Economia
Balança comercial teve superávit
Publicada em 3/1/2012 - Agência Estado
Agência Brasil

Números: Teixeira e Tatiana apresentam fechamento
A balança comercial brasileira registrou superávit de US$ 29,79 bilhões em 2011. O resultado é o maior desde 2007, segundo dados divulgados ontem pelo Ministério do Desenvolvimento Indústria e Comércio Exterior. O saldo foi 47,8% superior ao consolidado em 2010. Apesar do resultado surpreendente, o governo mostrou que está no escuro em relação ao rumo da economia mundial em 2012 e, por isso, preferiu não definir uma meta para as exportações brasileiras, como costuma fazer todos os anos.
A justificativa dada pelo secretário executivo do Ministério do Desenvolvimento, Indústria e Comércio Exterior (MDIC), Alessandro Teixeira, foi a de que o cenário internacional está “muito complicado”. Para ilustrar a decisão, o secretário mencionou que existe uma “total diferenciação” das projeções para as exportações no mercado.
Como exemplo, citou que o Banco Central prevê expansão de 4,3% e que a indústria projeta alta de 7,4%. Já os exportadores preveemqueda de 7,4%. Entre os pontos negativos para a balança comercial, Teixeira disse que a maior preocupação é a guerra cambial.
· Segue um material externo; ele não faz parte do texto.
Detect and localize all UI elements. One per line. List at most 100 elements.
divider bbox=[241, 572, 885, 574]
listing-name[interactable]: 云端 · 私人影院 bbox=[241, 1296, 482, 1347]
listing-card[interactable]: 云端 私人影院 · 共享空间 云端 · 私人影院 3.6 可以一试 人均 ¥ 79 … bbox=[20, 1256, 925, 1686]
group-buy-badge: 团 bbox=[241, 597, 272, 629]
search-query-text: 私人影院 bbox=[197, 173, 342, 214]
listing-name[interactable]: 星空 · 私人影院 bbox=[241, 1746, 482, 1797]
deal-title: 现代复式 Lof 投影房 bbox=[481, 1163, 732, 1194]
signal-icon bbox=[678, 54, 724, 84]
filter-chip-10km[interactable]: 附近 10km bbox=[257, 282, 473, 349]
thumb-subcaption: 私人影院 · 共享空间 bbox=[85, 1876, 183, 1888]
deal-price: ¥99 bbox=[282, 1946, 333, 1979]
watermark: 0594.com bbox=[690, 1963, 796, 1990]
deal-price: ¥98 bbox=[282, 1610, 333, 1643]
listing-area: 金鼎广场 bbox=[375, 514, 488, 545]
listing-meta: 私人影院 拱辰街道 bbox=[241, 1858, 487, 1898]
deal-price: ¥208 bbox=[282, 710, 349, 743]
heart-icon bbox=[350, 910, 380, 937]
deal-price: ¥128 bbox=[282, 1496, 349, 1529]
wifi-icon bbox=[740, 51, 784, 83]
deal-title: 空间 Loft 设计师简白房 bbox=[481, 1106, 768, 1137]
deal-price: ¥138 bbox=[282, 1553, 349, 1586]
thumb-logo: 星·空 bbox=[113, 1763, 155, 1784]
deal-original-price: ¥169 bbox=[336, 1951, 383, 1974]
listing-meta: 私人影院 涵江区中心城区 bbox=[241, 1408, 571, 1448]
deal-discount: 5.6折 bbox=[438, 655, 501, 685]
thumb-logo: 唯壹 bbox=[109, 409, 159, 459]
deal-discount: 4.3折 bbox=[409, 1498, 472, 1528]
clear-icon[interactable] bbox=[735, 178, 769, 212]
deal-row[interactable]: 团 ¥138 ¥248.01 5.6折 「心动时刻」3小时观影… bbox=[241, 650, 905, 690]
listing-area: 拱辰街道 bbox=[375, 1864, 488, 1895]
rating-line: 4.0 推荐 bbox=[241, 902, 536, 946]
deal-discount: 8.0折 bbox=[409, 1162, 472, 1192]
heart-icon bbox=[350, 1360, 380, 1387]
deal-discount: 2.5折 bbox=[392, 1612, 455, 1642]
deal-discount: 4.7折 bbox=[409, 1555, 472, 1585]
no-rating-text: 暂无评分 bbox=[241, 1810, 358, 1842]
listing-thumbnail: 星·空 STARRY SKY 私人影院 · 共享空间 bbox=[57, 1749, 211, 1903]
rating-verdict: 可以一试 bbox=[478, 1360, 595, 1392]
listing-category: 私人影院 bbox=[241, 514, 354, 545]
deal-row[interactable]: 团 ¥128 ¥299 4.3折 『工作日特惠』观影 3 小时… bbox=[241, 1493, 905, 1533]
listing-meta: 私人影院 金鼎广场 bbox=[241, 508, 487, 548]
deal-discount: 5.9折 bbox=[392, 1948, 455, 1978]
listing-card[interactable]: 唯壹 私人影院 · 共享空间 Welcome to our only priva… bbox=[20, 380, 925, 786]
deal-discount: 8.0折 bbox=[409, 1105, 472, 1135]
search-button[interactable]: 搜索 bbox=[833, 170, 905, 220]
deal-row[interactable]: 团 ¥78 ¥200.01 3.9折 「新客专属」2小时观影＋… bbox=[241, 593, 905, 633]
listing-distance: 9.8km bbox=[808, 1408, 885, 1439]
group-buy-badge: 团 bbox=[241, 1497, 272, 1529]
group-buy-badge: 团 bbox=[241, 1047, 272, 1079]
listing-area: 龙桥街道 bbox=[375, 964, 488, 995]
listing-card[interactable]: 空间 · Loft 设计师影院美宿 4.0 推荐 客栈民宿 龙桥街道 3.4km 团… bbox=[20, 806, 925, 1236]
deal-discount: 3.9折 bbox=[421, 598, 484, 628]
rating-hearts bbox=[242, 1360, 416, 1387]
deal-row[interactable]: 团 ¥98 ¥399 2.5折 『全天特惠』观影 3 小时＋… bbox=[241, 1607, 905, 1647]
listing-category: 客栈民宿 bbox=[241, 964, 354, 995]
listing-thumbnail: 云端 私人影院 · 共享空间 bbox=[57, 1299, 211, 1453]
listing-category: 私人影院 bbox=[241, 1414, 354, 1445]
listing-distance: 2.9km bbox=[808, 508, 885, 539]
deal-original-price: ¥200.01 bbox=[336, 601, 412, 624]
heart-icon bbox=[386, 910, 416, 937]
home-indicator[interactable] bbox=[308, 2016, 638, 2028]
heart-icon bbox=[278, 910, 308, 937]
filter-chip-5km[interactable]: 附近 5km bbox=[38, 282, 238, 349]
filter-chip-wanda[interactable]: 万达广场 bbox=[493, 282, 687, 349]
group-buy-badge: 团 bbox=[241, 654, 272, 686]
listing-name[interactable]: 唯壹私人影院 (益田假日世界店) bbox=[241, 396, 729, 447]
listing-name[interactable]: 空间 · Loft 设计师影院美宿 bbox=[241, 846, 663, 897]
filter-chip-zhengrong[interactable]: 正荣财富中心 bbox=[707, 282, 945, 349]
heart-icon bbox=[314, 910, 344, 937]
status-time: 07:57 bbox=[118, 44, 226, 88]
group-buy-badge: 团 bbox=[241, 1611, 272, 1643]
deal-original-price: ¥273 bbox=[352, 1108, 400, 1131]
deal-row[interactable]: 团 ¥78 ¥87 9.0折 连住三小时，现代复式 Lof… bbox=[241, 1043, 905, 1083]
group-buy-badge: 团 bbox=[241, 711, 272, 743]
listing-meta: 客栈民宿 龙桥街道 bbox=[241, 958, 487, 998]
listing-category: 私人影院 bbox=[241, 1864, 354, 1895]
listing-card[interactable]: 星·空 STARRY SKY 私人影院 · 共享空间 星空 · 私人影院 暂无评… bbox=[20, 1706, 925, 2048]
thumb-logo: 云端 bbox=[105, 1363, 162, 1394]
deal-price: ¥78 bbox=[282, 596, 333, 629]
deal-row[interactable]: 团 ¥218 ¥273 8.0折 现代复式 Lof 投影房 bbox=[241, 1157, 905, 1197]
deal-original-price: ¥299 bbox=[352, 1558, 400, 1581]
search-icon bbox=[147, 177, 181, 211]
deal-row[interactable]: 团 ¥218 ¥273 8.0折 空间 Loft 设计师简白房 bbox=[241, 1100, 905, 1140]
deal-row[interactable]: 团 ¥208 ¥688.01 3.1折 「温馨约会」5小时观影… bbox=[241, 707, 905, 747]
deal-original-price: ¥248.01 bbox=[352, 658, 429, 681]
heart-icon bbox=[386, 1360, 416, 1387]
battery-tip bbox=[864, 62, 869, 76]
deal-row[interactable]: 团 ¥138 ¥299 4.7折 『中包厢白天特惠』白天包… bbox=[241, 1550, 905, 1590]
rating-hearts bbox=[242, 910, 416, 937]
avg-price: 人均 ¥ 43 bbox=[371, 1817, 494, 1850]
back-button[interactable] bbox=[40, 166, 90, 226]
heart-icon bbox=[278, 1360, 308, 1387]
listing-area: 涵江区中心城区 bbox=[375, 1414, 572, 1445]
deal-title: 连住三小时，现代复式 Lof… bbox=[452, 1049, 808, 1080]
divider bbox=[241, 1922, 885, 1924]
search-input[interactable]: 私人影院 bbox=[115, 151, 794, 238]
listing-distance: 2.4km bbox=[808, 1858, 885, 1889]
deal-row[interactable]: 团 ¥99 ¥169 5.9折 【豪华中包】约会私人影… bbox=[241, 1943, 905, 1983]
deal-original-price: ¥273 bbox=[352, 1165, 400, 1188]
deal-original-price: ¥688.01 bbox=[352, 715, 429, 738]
Ele também mencionou a expectativa de baixo crescimento dos EUA, da União Europeia e a menor expansão da China. Outro temor do secretário é com a escassez do crédito internacional.
Medidas de incentivo às exportações
Com a participação cada vez menor dos produtos manufaturados nas exportações brasileiras – fato realçado ontem após a divulgação dos números da balança comercial de 2011 –, o governo prepara um pacote para incentivar a venda de itens industrializados no exterior.
O anúncio das novas medidas deve acontecer até o fim de março. Com a promessa de um pacote, o governo espera bons resultados no volume das exportações em 2012, conforme declara o secretário executivo do MDIC, Alessandro Teixeira. O crédito para o exportador deverá ser o núcleo do pacote que será lançado, pois o governo está ciente de que as linhas de financiamento estão cada vez mais escassas e caras. Essa movimentação do governo tem uma explicação. A indústria identificou que nos últimos quatro anos a participação dos produtos manufaturados na balança comercial passou de 52% (em 2008) para 36,1% no ano passado.
POLÍTICA INDUSTRIAL - Para o diretor-executivo da Abicalçados, Heitor Klein, se faz necessário uma política industrial voltada para o produto manufaturado, que crie medidas de incentivo à exportação. “Já faz tempo que a indústria sofre com a competição desleal, que afeta tanto a performace no mercado externo quanto no mercado doméstico”, disse.
Conforme dados da Abicalçados, o setor calçadista manteve saldo negativo na sua balança comercial de 27,8%, de janeiro a novembro deste ano. Este resultado foi devido à redução de 13% no faturamento das exportações e ao aumento de 40% no valor pago pelas importações. Nas exportações, de janeiro a novembro de 2011, a queda chegou a 13% no faturamento e a 21% no volume embarcado, comparado ao mesmo período de 2010.